Cash 'ventures' on campus

Universities offer start-up funds to keep inventive profs

Concerned that too many great technology ideas founder for lack of investment, the University of Illinois is creating its own venture-capital fund, spending public dollars to offer seed money, management expertise, and office space to professors' start-up companies.

Illinois' plan, dubbed iVentures, has parallels at universities across the United States, as schools scramble to cash in on valuable new technologies born in their labs - and to hang on to their ambitious faculty inventors.

"There are rumblings and discussions and proposals all over," says Jim Severson, head of the Cornell Research Foundation and president of the Association of University Technology Managers.

In New York, start-ups born at Cornell and other universities are vying for shares of a new $250 million venture-capital fund financed by the state retirement system. Rose-Hulman Institute of Technology in Terre Haute, Ind., and North Carolina State University each have created $10 million funds. Colleges in several states have worked to change laws so they can profit from research.

Experts say the optimism is not unfounded. Campus research spawned 364 new companies and $34 billion worth of economic development in fiscal year 1998, and universities collected more than $725 million in royalties, according to a survey by Mr. Severson's group.

The University of Illinois made about $5 million in such fees last year, but school officials say money is not their primary concern. "The main motivator for the university to do this was faculty attraction and retention," says Harry Arader, an investment consultant hired to write a business plan for iVentures.

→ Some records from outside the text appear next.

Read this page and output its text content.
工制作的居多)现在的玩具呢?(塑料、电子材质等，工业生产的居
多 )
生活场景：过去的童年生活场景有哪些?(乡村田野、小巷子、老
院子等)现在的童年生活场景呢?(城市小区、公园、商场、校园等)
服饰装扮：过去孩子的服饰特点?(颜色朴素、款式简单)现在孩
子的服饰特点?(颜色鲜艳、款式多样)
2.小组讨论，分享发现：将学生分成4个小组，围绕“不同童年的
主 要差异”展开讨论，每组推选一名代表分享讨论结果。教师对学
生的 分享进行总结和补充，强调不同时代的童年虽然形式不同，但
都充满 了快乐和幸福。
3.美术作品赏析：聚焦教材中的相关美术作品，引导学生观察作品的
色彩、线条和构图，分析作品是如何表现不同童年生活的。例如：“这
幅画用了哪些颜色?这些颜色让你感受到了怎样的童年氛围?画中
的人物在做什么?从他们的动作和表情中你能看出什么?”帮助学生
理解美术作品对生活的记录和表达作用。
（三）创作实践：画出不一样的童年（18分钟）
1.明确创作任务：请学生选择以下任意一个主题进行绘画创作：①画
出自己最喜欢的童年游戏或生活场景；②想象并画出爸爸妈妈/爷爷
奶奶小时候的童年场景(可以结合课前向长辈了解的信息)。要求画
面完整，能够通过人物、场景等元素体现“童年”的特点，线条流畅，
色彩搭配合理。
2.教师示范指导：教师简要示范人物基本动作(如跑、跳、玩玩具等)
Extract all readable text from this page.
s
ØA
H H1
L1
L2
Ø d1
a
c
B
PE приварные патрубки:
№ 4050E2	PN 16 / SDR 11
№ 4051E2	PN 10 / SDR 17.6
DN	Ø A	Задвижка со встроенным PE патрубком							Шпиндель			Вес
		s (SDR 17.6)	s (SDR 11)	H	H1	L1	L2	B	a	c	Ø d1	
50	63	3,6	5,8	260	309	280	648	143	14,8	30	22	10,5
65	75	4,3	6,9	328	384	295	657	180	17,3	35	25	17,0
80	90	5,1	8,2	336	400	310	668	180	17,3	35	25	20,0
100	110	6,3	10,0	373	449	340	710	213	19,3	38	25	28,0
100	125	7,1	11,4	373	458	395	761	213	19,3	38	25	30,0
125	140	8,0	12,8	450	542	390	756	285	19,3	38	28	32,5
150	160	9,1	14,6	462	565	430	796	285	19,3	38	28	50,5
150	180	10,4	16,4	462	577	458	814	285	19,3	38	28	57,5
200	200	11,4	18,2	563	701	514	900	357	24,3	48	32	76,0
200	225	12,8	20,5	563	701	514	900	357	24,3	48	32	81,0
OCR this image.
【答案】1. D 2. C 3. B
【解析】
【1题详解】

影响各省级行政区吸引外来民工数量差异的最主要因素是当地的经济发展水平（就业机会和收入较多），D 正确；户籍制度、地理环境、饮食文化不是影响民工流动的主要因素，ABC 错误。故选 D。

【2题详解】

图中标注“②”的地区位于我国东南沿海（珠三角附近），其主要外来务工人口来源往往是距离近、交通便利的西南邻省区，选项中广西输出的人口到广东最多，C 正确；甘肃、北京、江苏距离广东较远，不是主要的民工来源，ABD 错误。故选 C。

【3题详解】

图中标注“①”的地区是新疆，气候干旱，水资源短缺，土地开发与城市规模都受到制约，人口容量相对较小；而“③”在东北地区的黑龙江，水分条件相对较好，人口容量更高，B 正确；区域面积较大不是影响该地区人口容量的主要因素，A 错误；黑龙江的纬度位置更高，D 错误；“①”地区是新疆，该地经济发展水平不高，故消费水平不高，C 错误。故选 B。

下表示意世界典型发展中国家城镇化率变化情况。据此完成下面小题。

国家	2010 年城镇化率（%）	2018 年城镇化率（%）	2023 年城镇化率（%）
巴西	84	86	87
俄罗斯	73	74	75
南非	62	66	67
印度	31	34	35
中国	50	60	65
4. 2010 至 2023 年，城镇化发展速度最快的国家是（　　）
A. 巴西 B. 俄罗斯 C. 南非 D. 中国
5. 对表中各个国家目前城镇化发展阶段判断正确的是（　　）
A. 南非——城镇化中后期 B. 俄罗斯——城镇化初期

The Massachusetts Institute of Technology recently lured away chemical engineering professor Dane Wittrup, who admits being attracted by MIT's track record of getting faculty ideas to market. "It's clear that world-class science is being done in Illinois, but everyone says, 'Why is it we are not getting more of this transferred into the private sector?' " Professor Wittrup says. "If you don't let faculty play in this game, they will go somewhere where they can play."

With a $2 million annual budget, iVentures would infuse about $150,000 into each of six companies a year. Its staff would recruit private investors and CEOs, write business plans, and handle other tasks that often trouble university-born start-ups.

"We would like our faculty entrepreneurs to stay in the classroom, to stay in our laboratories, but still be able to get those resources without being saddled by every tiny detail," says Chet Gardner, who is overseeing the iVentures project.

The university would own a stake in the company, and its share of the profits would go back to iVentures to cover its costs and reinvest in more start-ups.